If you or your husband have heavy personal issues, deal with them now, and don't pass them on to your kids. Your emotional health sets the standard for what your kids feel is normal. If there are addictions, low self esteem and constant arguments between the parents, your children will internalize the discord, and it will show at some point. Studies show that problems at home put kids at a greater risk for eating disorders, addictions, and other problems.

The richer the inner life is, the less important the external becomesWhile there is nothing you can do to make your child's life problem free, you don't need to burden her with your problems. Likelihood is that if you have been carrying the problem this far in life you will need some help to resolve it. Find someone you trust and do the work. Being lazy here may cost heavily later.

  • Limit Media in Your Home

You are right that the media are targeting your daughters. There is a huge market aimed at teens and youth. That doesn't mean that you have to let it into your home. You are the parent; you decide on the quality and quantity of media in the home. Today there are many resources available that focus more on being good than looking good. (Check out Chabad's great kids' website!)

When your girls are older it will become more difficult to control what they see outside of the house. When you are driving and come across a billboard that uses slender female bodies to sell anything from insurance to dish soap, talk to your girls about the absurdity of it. Most models are thinner than 98% of American women. They are trying to sell an extreme that is not healthy for most people.

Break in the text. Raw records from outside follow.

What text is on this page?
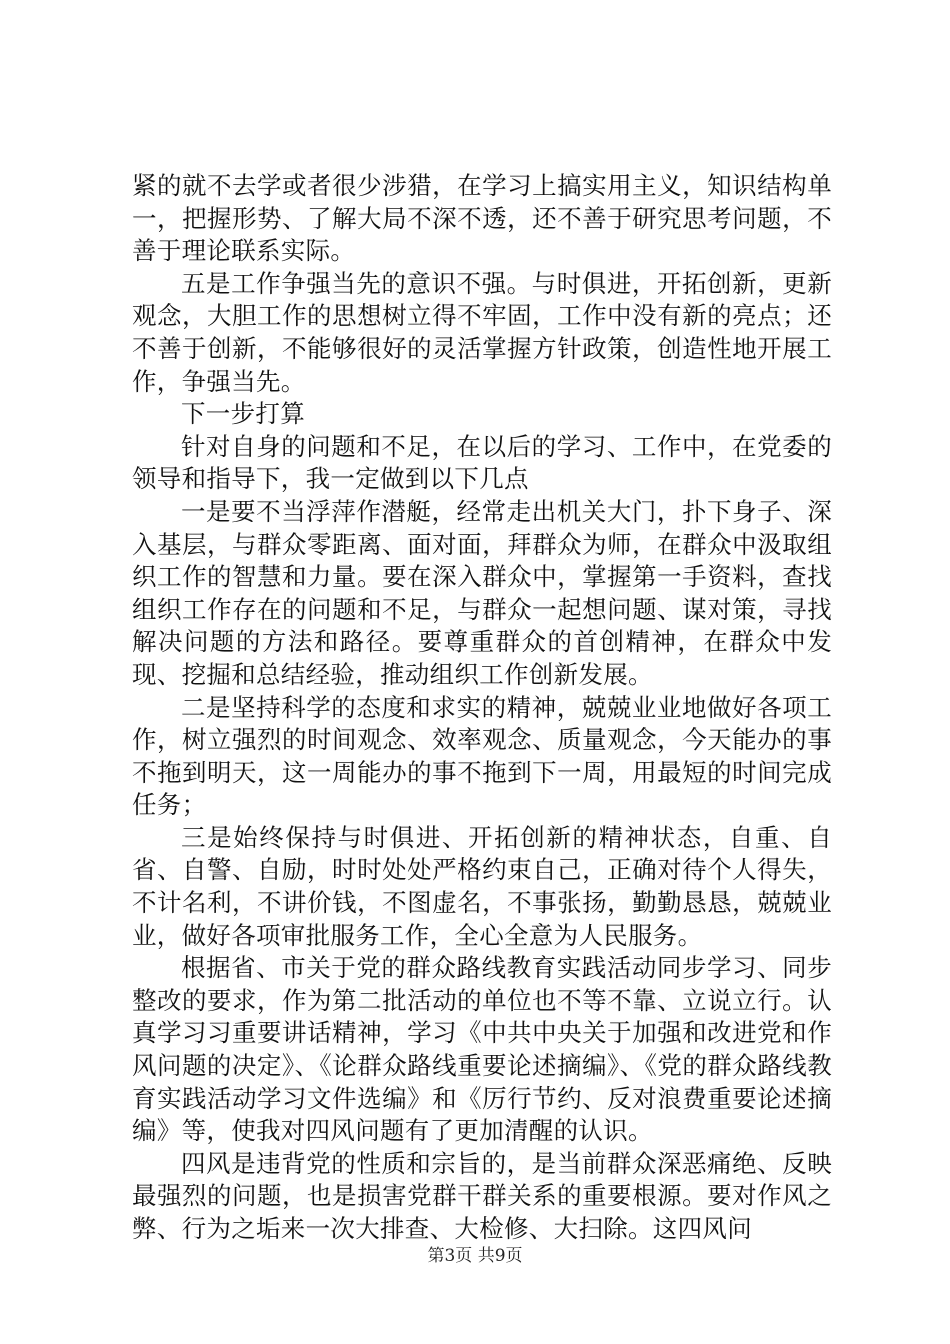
紧的就不去学或者很少涉猎，在学习上搞实用主义，知识结构单一，把握形势、了解大局不深不透，还不善于研究思考问题，不善于理论联系实际。

五是工作争强当先的意识不强。与时俱进，开拓创新，更新观念，大胆工作的思想树立得不牢固，工作中没有新的亮点；还不善于创新，不能够很好的灵活掌握方针政策，创造性地开展工作，争强当先。

下一步打算

针对自身的问题和不足，在以后的学习、工作中，在党委的领导和指导下，我一定做到以下几点

一是要不当浮萍作潜艇，经常走出机关大门，扑下身子、深入基层，与群众零距离、面对面，拜群众为师，在群众中汲取组织工作的智慧和力量。要在深入群众中，掌握第一手资料，查找组织工作存在的问题和不足，与群众一起想问题、谋对策，寻找解决问题的方法和路径。要尊重群众的首创精神，在群众中发现、挖掘和总结经验，推动组织工作创新发展。

二是坚持科学的态度和求实的精神，兢兢业业地做好各项工作，树立强烈的时间观念、效率观念、质量观念，今天能办的事不拖到明天，这一周能办的事不拖到下一周，用最短的时间完成任务；

三是始终保持与时俱进、开拓创新的精神状态，自重、自省、自警、自励，时时处处严格约束自己，正确对待个人得失，不计名利，不讲价钱，不图虚名，不事张扬，勤勤恳恳，兢兢业业，做好各项审批服务工作，全心全意为人民服务。

根据省、市关于党的群众路线教育实践活动同步学习、同步整改的要求，作为第二批活动的单位也不等不靠、立说立行。认真学习习重要讲话精神，学习《中共中央关于加强和改进党和作风问题的决定》、《论群众路线重要论述摘编》、《党的群众路线教育实践活动学习文件选编》和《厉行节约、反对浪费重要论述摘编》等，使我对四风问题有了更加清醒的认识。

四风是违背党的性质和宗旨的，是当前群众深恶痛绝、反映最强烈的问题，也是损害党群干群关系的重要根源。要对作风之弊、行为之垢来一次大排查、大检修、大扫除。这四风问

第3页 共9页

Educate your daughters to be objective and critical of media. If you have taught them in their younger years to appreciate internal qualities it will be easier for them to use their judgment and not feel judged by all that they see.

  • Teach a Spiritual Approach to Food and Body

The Torah teaches us to make blessings before we eat. We use food to create the special feeling of Shabbat and holidays. We abstain from food on certain days of the year when we are meant to focus on other things, yet we eat reasonably before and after fast days.

Our body is a gift that is fantastically functional. With it we can do so much to make the world a beautiful and meaningful place. The more that we see our physicality as a means to a greater end, the less likely it is to stand in our way.

  • Pray!

All that said, we are just human. We do our best and a sprinkling of prayer is a good seasoning for even the best parenting!

You are right to be concerned, but don't get stressed out. Trust yourself, and your love for your children. Your positive and balanced approach to life will rub off on them!